From the start, the core of the project was the control system. The control sequence is entirely non-digital. It is sequenced by timing wheels and relay switches; these controls were clearly visible and expressed and form part of the work’s narrative. As much as the piece is “about” anything, it is about the information actually embodied in the physical structure of the cams and switches and the way this is translated into a repeated series of actions. It was a piece of technological archaeology in one sense, opting for the transparency of the analogue, while still devising and mapping an algorithm; however, the controls (and the rest of the machine) were, for the most part constructed from “off the shelf” industrial components. These are all easily available and are used in the everyday business of making things Where I needed non-standard parts (for instance the housing for the shredder and fan) these were commissioned from local, small-scale manufacturers using the materials and crafts of their own everyday business. The aesthetic was a by-product of the design process. The way the piece looked was entirely contingent on what it had to do.
What it had to do was to draw a circle – the sign of the Artist Who Can Really Draw, the shepherd boy who turns out to be a genius the ability to draw a perfect circle freehand. This is one of art’s urban myths. Unfortunately, it could not draw a circle particularly well. My friend Daniel Eatock does it much better; he practised over and over again until he could draw a perfect circle in one go and has a huge stack of A3 sheets each with a more-or-less perfect pencil circle. I have no doubt that Dan is a Real Artist

The ArtistMachine’s antecedents in my own work were a set of small motor-driven drawing arms which were triggered at random intervals by a computer programme, but involved spectator interaction by unclipping “finished” drawings and replacing them with a fresh sheet of paper. Historical antecedents would be the painting machines of the situationist Pinot-Gallizio, Jackson Pollock (only any good when drink or some other thing supressed the Inner Artist and turned him into a painting machine ) and most of all Chris Burden’s beautiful, tragic “Model Airplane Factory” of 1999.

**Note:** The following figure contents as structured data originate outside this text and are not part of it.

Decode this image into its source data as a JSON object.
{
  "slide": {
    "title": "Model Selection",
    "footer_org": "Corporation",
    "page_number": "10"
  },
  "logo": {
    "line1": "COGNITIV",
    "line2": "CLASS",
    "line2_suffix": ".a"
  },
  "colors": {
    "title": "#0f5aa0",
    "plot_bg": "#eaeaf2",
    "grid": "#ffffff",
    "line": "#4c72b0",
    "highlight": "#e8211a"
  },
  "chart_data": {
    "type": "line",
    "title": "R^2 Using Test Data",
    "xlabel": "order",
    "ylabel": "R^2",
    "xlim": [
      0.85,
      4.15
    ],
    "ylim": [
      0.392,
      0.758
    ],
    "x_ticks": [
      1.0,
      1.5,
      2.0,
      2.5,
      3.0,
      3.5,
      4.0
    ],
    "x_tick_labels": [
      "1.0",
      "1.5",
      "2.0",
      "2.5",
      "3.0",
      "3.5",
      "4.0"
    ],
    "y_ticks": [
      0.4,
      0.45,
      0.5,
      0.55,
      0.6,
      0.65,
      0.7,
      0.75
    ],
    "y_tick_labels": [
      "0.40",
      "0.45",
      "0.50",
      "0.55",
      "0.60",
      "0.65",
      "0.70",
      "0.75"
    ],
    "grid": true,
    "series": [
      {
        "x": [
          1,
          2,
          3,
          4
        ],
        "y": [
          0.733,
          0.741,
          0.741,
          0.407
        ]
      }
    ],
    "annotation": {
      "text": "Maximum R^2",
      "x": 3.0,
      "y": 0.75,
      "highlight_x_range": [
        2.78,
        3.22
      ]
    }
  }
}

Finally, it is a time-based work, and a work in time. Interval and duration are key elements in its structure, it is a thing which measures out its own span (and ours) in repeated actions, with slight variations brought out by the wearing down of a crayon, the random twitches of a spring, small alterations in the speed with which a microswitch closes or opens, movements of air in the gallery space and the actions of gravity on a pile of shredded paper. In the new version of the machine I have fitted the stamping device with, instead of a facsimile signature, a numbering device.

For the next version maybe I will install a sensor which, when the counter reaches a certain number, will blow all the fuses and detonate the components in an electromechanical siezure like the one which waits for all of us at the end.